‘Accidental Tyrant' Review: The Unlikely Rise of Kim Il Sung
'There can be little doubt,' writes Fyodor Tertitskiy, that Kim Il Sung 'is the darkest figure in all of Korea's history.' If this Lord of Darkness has any competition at all, it comes from his son and grandson.
Mr. Tertitskiy, a South Korea-based historian, has pulled off a rare and impressive biographical feat—his 'Accidental Tyrant' is a book-length account of the life of Kim, the founder of North Korea, who ascended to power in 1945 at the end of World War II. Biographies abound of Hitler, Stalin and Mao, but those of Kim are hard to come by: 'Kim Il Sung: The North Korean Leader,' by Suh Dae-sook, was the last good one, published in 1988, six years before Kim's death. Mr. Tertitskiy's book appears 37 years later. Yet for all the passage of time, Kim would surely give present-day North Korea his seal of approval, recognizing it to be the place of his own demonic conception. The Kimist regime—now led by his grandson Kim Jong Un—'remains unyielding in the face of all challenges,' Mr. Tertitskiy writes, 'dominating the lives of over 20 million North Koreans, with no apparent end in sight.'
The country Kim created is, Mr. Tertitskiy tells us, 'a nation so closed it defies comprehension.' How closed? He gives us examples: North Korean citizens are prohibited from reading books that haven't been approved by the state; cannot access the internet without being 'personally approved by the Supreme Leader'; cannot speak to foreigners on the telephone without risking harsh imprisonment; must display portraits of Kim Il Sung and his successors in every home; and can be put to death for defacing these portraits. Not being able to leave the country seems a trivial hardship by comparison. That so few attempt to do so is proof of the incarceration of an entire population.
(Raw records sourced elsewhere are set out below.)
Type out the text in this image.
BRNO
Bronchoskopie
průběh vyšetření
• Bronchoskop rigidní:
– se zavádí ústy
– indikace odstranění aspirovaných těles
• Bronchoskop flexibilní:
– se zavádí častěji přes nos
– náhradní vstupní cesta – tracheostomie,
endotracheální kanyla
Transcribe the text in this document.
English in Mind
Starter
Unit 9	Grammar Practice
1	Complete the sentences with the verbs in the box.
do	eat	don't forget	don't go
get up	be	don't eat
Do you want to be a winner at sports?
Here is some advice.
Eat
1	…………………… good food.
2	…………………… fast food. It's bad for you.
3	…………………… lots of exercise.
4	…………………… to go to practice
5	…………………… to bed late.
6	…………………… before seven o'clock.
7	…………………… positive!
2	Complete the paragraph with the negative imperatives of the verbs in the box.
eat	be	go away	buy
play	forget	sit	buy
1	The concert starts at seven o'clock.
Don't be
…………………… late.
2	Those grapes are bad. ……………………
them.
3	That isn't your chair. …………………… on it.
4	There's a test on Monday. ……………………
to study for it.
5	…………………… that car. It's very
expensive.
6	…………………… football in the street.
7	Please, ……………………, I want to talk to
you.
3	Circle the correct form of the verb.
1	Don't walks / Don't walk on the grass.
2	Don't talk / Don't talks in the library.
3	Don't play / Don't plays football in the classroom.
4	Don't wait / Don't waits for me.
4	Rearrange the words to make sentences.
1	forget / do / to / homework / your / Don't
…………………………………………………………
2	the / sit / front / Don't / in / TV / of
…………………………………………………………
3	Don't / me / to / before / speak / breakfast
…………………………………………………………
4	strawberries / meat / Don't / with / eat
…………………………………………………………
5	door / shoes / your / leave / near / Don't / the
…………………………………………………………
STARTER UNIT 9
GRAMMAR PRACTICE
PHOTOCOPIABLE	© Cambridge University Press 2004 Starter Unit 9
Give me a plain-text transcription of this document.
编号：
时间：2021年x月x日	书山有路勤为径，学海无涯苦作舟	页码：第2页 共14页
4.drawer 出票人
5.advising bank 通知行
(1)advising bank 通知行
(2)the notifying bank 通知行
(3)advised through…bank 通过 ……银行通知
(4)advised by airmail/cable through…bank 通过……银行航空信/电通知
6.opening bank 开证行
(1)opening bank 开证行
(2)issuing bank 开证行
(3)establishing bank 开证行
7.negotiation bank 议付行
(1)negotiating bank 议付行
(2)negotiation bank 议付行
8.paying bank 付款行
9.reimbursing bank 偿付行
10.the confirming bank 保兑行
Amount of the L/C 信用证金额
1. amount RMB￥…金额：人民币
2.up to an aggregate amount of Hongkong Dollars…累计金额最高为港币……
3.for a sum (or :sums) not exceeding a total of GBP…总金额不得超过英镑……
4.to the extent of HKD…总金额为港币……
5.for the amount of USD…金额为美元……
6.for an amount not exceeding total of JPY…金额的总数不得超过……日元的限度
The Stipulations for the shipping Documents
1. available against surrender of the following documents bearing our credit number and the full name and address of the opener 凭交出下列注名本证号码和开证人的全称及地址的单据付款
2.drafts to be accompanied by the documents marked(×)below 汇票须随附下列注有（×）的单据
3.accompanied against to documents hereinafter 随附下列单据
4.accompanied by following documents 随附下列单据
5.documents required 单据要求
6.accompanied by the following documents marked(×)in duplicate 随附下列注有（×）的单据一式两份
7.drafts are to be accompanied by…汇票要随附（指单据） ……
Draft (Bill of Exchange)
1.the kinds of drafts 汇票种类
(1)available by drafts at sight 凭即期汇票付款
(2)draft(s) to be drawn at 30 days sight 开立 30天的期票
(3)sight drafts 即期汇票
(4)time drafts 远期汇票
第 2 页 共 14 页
Readers will find it startling, therefore, that Mr. Tertitskiy tells us 'it would be wrong' to say that Kim 'was a man of pure evil' or that he was 'completely incapable of kindness, forgiveness and mercy.' After all, the book is a detailed portrayal of the man who 'instigated the most destructive war Korea has ever seen,' one in which at least 2.5 million people died, and created one of the most suffocatingly coercive societies in human history. Mass famine was a constant feature of Kim's rule, so much so that the multigenerational deprivation of food has led to the physical stunting of North Koreans, who are on average several inches shorter than their genetically identical brethren in South Korea. In truth, the only well-fed North Koreans we have seen (in the flesh or in photographs) have been the overweight members of the Kim dynasty.